As of 2019 November, my answer is No.

Reasons are as follows:

  1. Do not want to live in major indian cities. Both me and my husband are IT professionals. Which means back in India, the chances of getting job is majorly concentrated in bigger cities. And i do not wish to live in a big city. My ideal choice will be a smaller Tier-2 city but job opportunities are quite limited. Traffic is pretty bad, not to mention these cities are usully over-crowded and over-priced and too fast-paced and busy for my taste. I also do not trust the schools, daycare/nanny systems enough. But with longer working & commute hours, i will have no option but to depend on them.

  2. Social Pressure - a lot of unnecessarily social pressure is put on you when you are closer to relatives. For someone who enjoys the company it seems life fun but for someone like us, where a lot of social gatherings with extemded families/neighbors are more an obligation and not pleasure, it is no fun.

  3. The feeling of being watched - every action every word is being monitored and discussed amongst the social circle. This is especially a favorite pastime of the elders in the family. Unsolicited advices, irrelevant analysis of one's decisions and actions, being judged for what you do how you do.. It is constant concern. I'm not close to all of my relatives but the ones i am close to, really matter to me. Others are just because of my parents’ insistence. I oblige when i just have to do it for few days while on vacation but having to manage it constantly is a stress.

  4. Travelling and experiencing multiple cultures is an eye opening experience - 10 days of vacation in a different country will never give you the true sense of the life there. Exposing oneself to multiple cultures, languages, people is very enriching.

  5. Corruption - i have always had difficult time with how corrupted our people in power are. Even for the tiniest of the work, you cannot be sure if it will be done one time, without bribing, without references. Something as simple as applying for passport used to be a big challenge until recently. Im glad we are changing for good, but ia this pace enough.

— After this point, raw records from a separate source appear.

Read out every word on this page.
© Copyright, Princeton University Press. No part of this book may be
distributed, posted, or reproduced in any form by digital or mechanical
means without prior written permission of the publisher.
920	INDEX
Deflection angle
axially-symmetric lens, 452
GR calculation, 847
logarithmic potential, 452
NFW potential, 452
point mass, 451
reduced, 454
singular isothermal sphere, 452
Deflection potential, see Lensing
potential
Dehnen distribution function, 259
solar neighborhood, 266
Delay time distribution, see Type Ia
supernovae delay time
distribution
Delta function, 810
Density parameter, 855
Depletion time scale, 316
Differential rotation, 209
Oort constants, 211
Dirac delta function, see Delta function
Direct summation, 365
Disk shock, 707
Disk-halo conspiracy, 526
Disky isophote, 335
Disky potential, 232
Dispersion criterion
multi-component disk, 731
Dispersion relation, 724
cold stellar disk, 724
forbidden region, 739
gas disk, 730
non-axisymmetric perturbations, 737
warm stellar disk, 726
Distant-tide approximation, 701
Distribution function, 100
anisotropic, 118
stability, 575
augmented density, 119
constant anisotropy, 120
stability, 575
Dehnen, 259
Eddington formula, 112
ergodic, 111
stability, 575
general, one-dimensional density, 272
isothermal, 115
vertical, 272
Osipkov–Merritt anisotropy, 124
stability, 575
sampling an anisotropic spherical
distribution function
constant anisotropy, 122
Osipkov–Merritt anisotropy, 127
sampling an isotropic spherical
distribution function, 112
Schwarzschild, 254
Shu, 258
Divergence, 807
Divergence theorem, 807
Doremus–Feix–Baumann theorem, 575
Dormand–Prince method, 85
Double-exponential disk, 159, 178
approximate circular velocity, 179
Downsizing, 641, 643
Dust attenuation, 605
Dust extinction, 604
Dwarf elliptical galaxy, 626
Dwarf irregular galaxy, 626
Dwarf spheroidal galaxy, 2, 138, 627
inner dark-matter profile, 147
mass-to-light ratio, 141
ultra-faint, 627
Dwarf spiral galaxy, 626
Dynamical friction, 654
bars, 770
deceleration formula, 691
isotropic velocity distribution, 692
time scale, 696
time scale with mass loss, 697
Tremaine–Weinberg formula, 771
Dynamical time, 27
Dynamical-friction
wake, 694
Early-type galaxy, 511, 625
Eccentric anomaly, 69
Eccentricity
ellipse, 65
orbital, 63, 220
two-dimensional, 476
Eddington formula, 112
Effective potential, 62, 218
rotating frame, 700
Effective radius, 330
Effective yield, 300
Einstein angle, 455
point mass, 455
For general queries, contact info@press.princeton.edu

  6. My parents were born and brought up in a tiny village in Kerala. My dad moved to a remote location in MP for his job when I was 3. We had to take a tonga, 1 passenger train and then an express train, total of 40–45hours of journey, to visit our grandparents once a year, during summer break. Mind you landline phones were still uncommon, letters were the common mode of communication then. But living in a different state, with people of varied backgrounds gave us an exposure and outlook that my cousins who lived in the village never received. I don't see how us staying in US in this day and age is any different. I can talk to my parents more easily than they could to their parents, i can reach india in less than 24hours, i have access to more indian stores/things than my parents ever had to for Kerala specific items in MP(read coconuts and kappa). My parents could have continued living in their hometowns and never left the comforts of home, family etc and never give us this lifestyle and opportunities.

  7. Every country has problems be it India or US or anywhere else. As long as you help minimize the problems created by you and your family, and do not contribute to it, you are helping the world. Global citizens are the way to go. Being aware of our roots, our culture, our country is true patriotism and nationalism. Just because one is away from the motherland doesn't mean they don't love their country enough. It's not where you live, it's what you carry in your heart, that matters.